GridGain Developers Hub

k-NN Classification

The Apache Ignite Machine Learning component provides two versions of the widely used k-NN (k-nearest neighbors) algorithm - one for classification tasks and the other for regression tasks.

This documentation reviews k-NN as a solution for classification tasks.

Model description

The k-NN algorithm is a non-parametric method whose input consists of the k-closest training examples in the feature space.

Also, k-NN classification’s output represents a class membership. An object is classified by the majority votes of its neighbors.

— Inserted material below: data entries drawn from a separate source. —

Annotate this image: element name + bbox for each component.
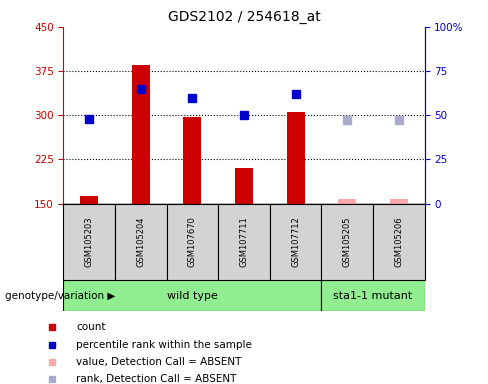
Bar bbox=[218, 204, 270, 280]
Bar bbox=[390, 199, 408, 204]
Text: GSM105204: GSM105204 bbox=[136, 217, 145, 267]
Title: GDS2102 / 254618_at: GDS2102 / 254618_at bbox=[167, 10, 321, 25]
Bar bbox=[286, 112, 305, 204]
Bar bbox=[373, 204, 425, 280]
Text: GSM107712: GSM107712 bbox=[291, 217, 300, 267]
Bar bbox=[166, 204, 218, 280]
Bar bbox=[338, 199, 356, 204]
Text: GSM107711: GSM107711 bbox=[240, 217, 248, 267]
Text: percentile rank within the sample: percentile rank within the sample bbox=[76, 339, 252, 349]
Bar bbox=[63, 204, 115, 280]
Text: rank, Detection Call = ABSENT: rank, Detection Call = ABSENT bbox=[76, 374, 237, 384]
Bar bbox=[322, 204, 373, 280]
Text: value, Detection Call = ABSENT: value, Detection Call = ABSENT bbox=[76, 357, 242, 367]
Bar bbox=[183, 117, 202, 204]
Bar bbox=[115, 204, 166, 280]
Text: GSM105205: GSM105205 bbox=[343, 217, 352, 267]
Bar bbox=[132, 65, 150, 204]
Bar bbox=[270, 204, 322, 280]
Text: GSM105203: GSM105203 bbox=[85, 217, 94, 267]
Text: count: count bbox=[76, 322, 106, 332]
Bar bbox=[235, 168, 253, 204]
Text: wild type: wild type bbox=[167, 291, 218, 301]
Bar bbox=[63, 280, 322, 311]
Text: sta1-1 mutant: sta1-1 mutant bbox=[333, 291, 412, 301]
Text: GSM105206: GSM105206 bbox=[394, 217, 403, 267]
Text: GSM107670: GSM107670 bbox=[188, 217, 197, 267]
Text: genotype/variation ▶: genotype/variation ▶ bbox=[5, 291, 115, 301]
Bar bbox=[322, 280, 425, 311]
Bar bbox=[80, 197, 98, 204]
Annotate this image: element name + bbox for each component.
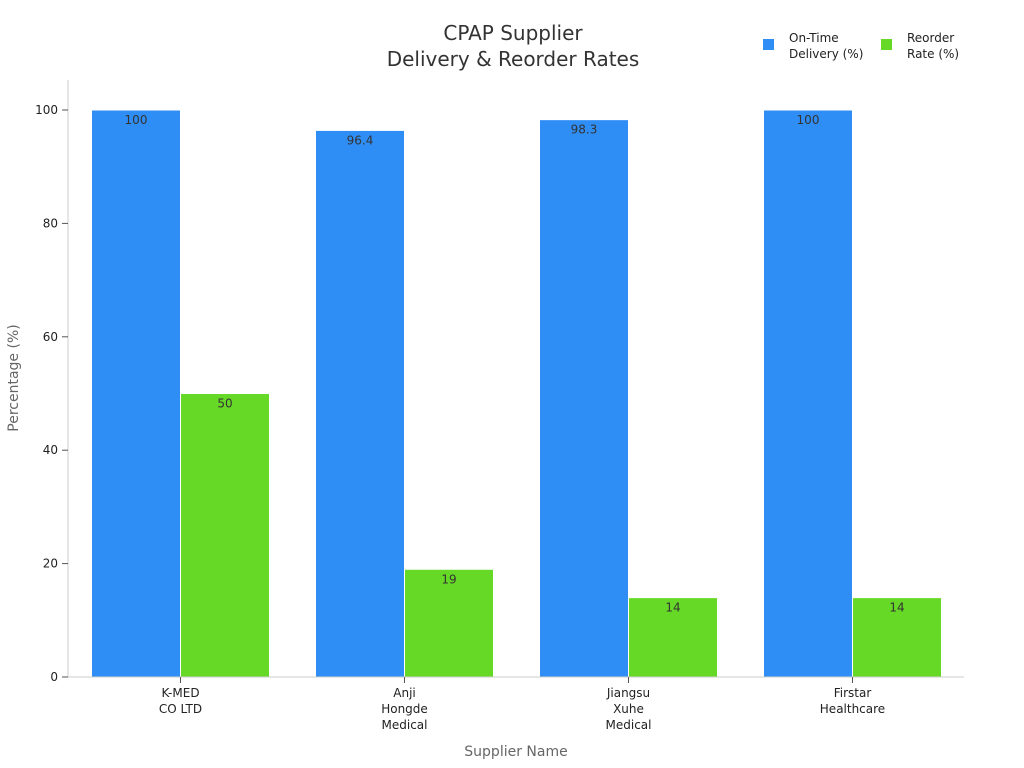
data-label: 100 <box>797 113 820 127</box>
bar <box>852 597 942 678</box>
bar <box>404 568 494 678</box>
y-tick-label: 60 <box>43 330 58 344</box>
x-tick-label: CO LTD <box>159 702 202 716</box>
bar <box>315 129 405 678</box>
data-label: 100 <box>125 113 148 127</box>
x-tick-label: Medical <box>382 718 428 732</box>
data-label: 14 <box>889 601 904 615</box>
x-tick-label: Medical <box>606 718 652 732</box>
x-tick-label: Hongde <box>381 702 428 716</box>
bar <box>91 109 181 678</box>
bar <box>763 109 853 678</box>
bar <box>180 393 270 678</box>
x-tick-label: Jiangsu <box>606 686 650 700</box>
legend-label: Delivery (%) <box>789 47 863 61</box>
data-label: 50 <box>217 397 232 411</box>
x-axis-title: Supplier Name <box>464 744 567 760</box>
x-tick-label: Healthcare <box>820 702 885 716</box>
data-label: 98.3 <box>571 123 598 137</box>
bar <box>539 119 629 678</box>
bar <box>628 597 718 678</box>
axes: 0 20 40 60 80 100 K-MED CO LTD Anji Hongde Medical… <box>35 80 964 732</box>
legend-label: Rate (%) <box>907 47 959 61</box>
legend: On-Time Delivery (%) Reorder Rate (%) <box>763 31 959 61</box>
x-tick-label: Xuhe <box>613 702 644 716</box>
y-tick-label: 20 <box>43 557 58 571</box>
legend-label: On-Time <box>789 31 839 45</box>
y-tick-label: 0 <box>50 670 58 684</box>
data-label: 19 <box>441 572 456 586</box>
data-label: 96.4 <box>347 133 374 147</box>
x-tick-label: Anji <box>393 686 415 700</box>
chart-title-line: CPAP Supplier <box>443 21 583 45</box>
chart-title-line: Delivery & Reorder Rates <box>387 47 640 71</box>
x-tick-label: K-MED <box>161 686 199 700</box>
y-tick-label: 40 <box>43 443 58 457</box>
y-tick-label: 100 <box>35 103 58 117</box>
legend-label: Reorder <box>907 31 954 45</box>
x-tick-label: Firstar <box>834 686 872 700</box>
y-axis-title: Percentage (%) <box>6 324 22 431</box>
legend-swatch <box>881 39 892 50</box>
data-label: 14 <box>665 601 680 615</box>
bars <box>91 109 942 678</box>
legend-swatch <box>763 39 774 50</box>
y-tick-label: 80 <box>43 216 58 230</box>
data-labels: 100 50 96.4 19 98.3 14 100 14 <box>125 113 905 615</box>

The object is assigned to a particular class that is most common among its k nearest neighbors. k is a positive integer, typically small. There is a special case when k is 1, then the object is simply assigned to the class of that single nearest neighbor.

Presently, Ignite supports a few parameters for k-NN classification algorithm:

  • k - a number of nearest neighbors.

  • distanceMeasure - one of the distance metrics provided by the ML framework such as Euclidean, Hamming, or Manhattan.

  • KNNStrategy - could be SIMPLE or WEIGHTED (it enables a weighted k-NN algorithm).

  • dataCache - holds a training set of objects for which the class is already known.

// Create trainer
KNNClassificationTrainer trainer = new KNNClassificationTrainer();

// Train model.
KNNClassificationModel knnMdl = trainer.fit(
    ignite,
    dataCache,
    (k, v) -> Arrays.copyOfRange(v, 0, v.length - 1),
    (k, v) -> v[2]
)
  .withK(3)
  .withDistanceMeasure(new EuclideanDistance())
  .withStrategy(KNNStrategy.SIMPLE);

// Make a prediction.
double prediction = knnMdl.apply(vectorizedData);

Example

To see how kNN Classification can be used in practice, try this example, available on GitHub and delivered with the distribution package.

The training dataset is the Iris dataset which can be loaded from the UCI Machine Learning Repository.